Reputation: 3770
Say I have a vector of items where each item has an id, like in the example below. I can of course get all the items in the vector with a given id using something like large_vector.iter().filter(|item| item.id == given_id)
. However, for improved performance I can do some preprocessing and sort the vector by item id and store the bounds for each id, like in the example below. This way I can quickly access a slice of the vector for any given id. I end up doing this alot but feel like I am reinventing the wheel and needlessly opening myself up to bugs. Is there a better way to do this directly, preferably using the standard library else some other library?

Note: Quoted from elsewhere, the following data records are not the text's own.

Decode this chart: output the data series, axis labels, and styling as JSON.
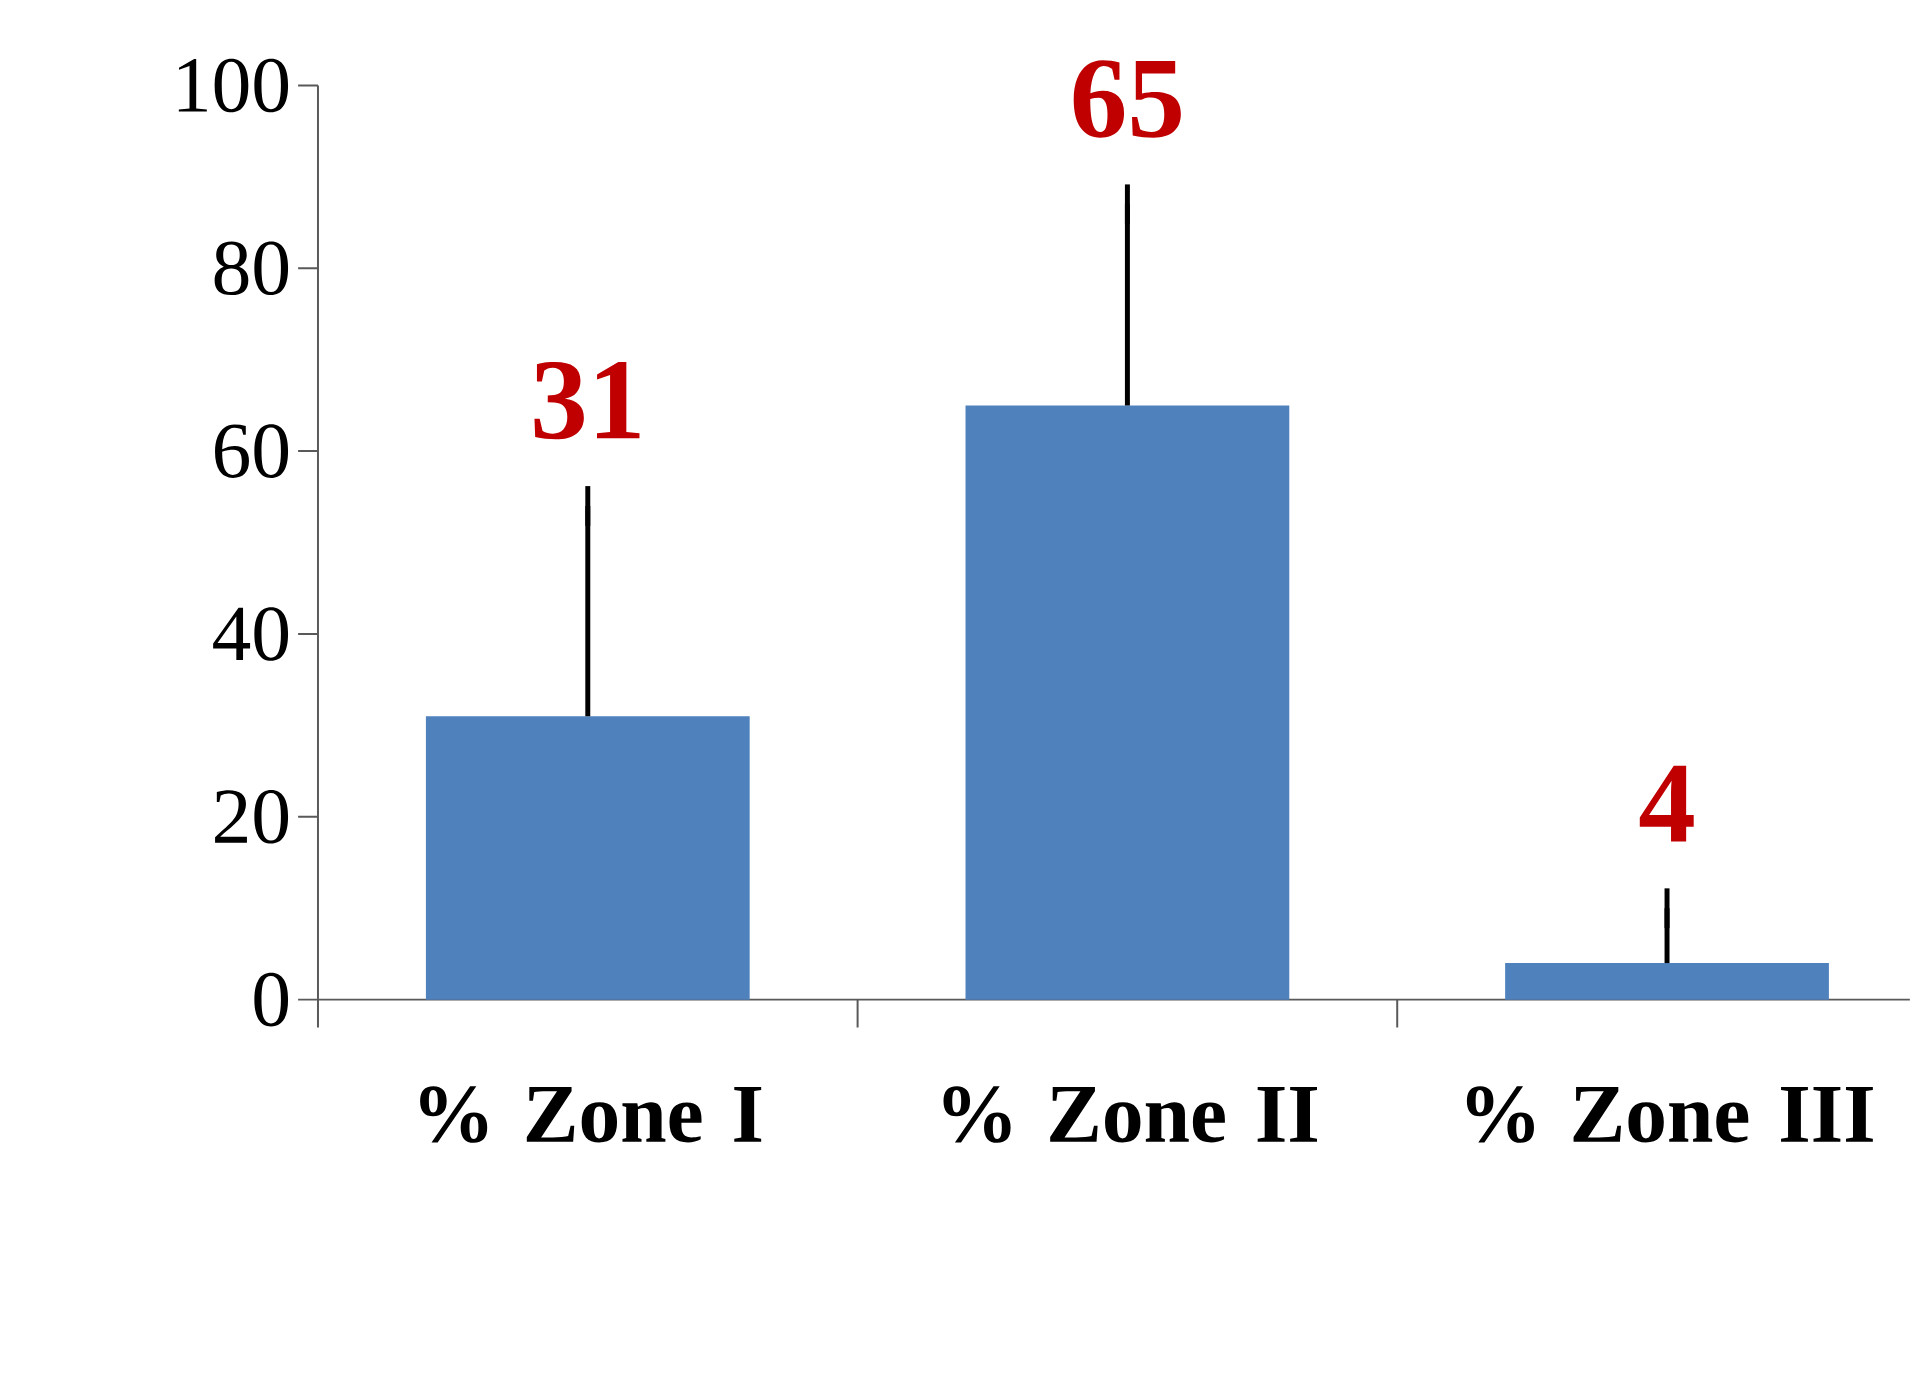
{
  "chart_data": {
    "type": "bar",
    "categories": [
      "% Zone I",
      "% Zone II",
      "% Zone III"
    ],
    "values": [
      31,
      65,
      4
    ],
    "errors": [
      [
        31,
        54
      ],
      [
        65,
        87
      ],
      [
        4,
        10
      ]
    ],
    "color": "#4f81bd",
    "data_labels": true,
    "ylim": [
      0,
      100
    ],
    "yticks": [
      0,
      20,
      40,
      60,
      80,
      100
    ]
  }
}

use std::{collections::HashMap, ops::Range};
#[derive(Debug)]
struct Item {
id: String,
val: f64,
}
impl Item {
fn new(id: &str, val: f64) -> Item {
Item { id: id.into(), val }
}
}
fn main() {
let mut large_vector = vec![
Item::new("C", 2.21),
Item::new("A", 34.2),
Item::new("B", 23.54),
Item::new("C", 34.34),
Item::new("C", 45.21),
Item::new("B", 21.34),
];
// first sort by id
large_vector.sort_by(|item1, item2| item1.id.cmp(&item2.id));
dbg!(&large_vector);
// now create a HasMap storing bounds for each id
let mut lookup = HashMap::new();
let mut start: usize = 0;
let mut end: usize = 0;
if let Some(first_item) = large_vector.get(0) {
let mut current_id = first_item.id.clone();
// insert bound if entered new id section or is last item
for item in &large_vector {
if current_id != item.id {
lookup.insert(current_id.clone(), Range { start, end });
current_id = item.id.clone();
start = end;
}
end += 1;
}
lookup.insert(current_id.clone(), Range { start, end });
}
// test by getting the items for a given id
dbg!(&lookup);
let range = lookup.get("C").unwrap();
dbg!(range);
let items = large_vector[range.start..range.end]
.iter()
.collect::<Vec<_>>();
dbg!(items);
}
[src/main.rs:26] &large_vector = [
Item {
id: "A",
val: 34.2,
},
Item {
id: "B",
val: 23.54,
},
Item {
id: "B",
val: 21.34,
},
Item {
id: "C",
val: 2.21,
},
Item {
id: "C",
val: 34.34,
},
Item {
id: "C",
val: 45.21,
},
]
[src/main.rs:47] &lookup = {
"A": 0..1,
"B": 1..3,
"C": 3..6,
}
[src/main.rs:49] range = 3..6
[src/main.rs:53] items = [
Item {
id: "C",
val: 2.21,
},
Item {
id: "C",
val: 34.34,
},
Item {
id: "C",
val: 45.21,
},
]
Upvotes: 0
Views: 474
Reputation: 22501
Assuming that your items have to be in a vector, and you can only sort them, I can think of two possibilities:
log(n)
based divide-and-conquer search to get the range. If you are interested in what I mean with that, I can provide you with some code.But in general, I think a vector is simply the wrong data structure. I'd try to change that first.
Upvotes: 1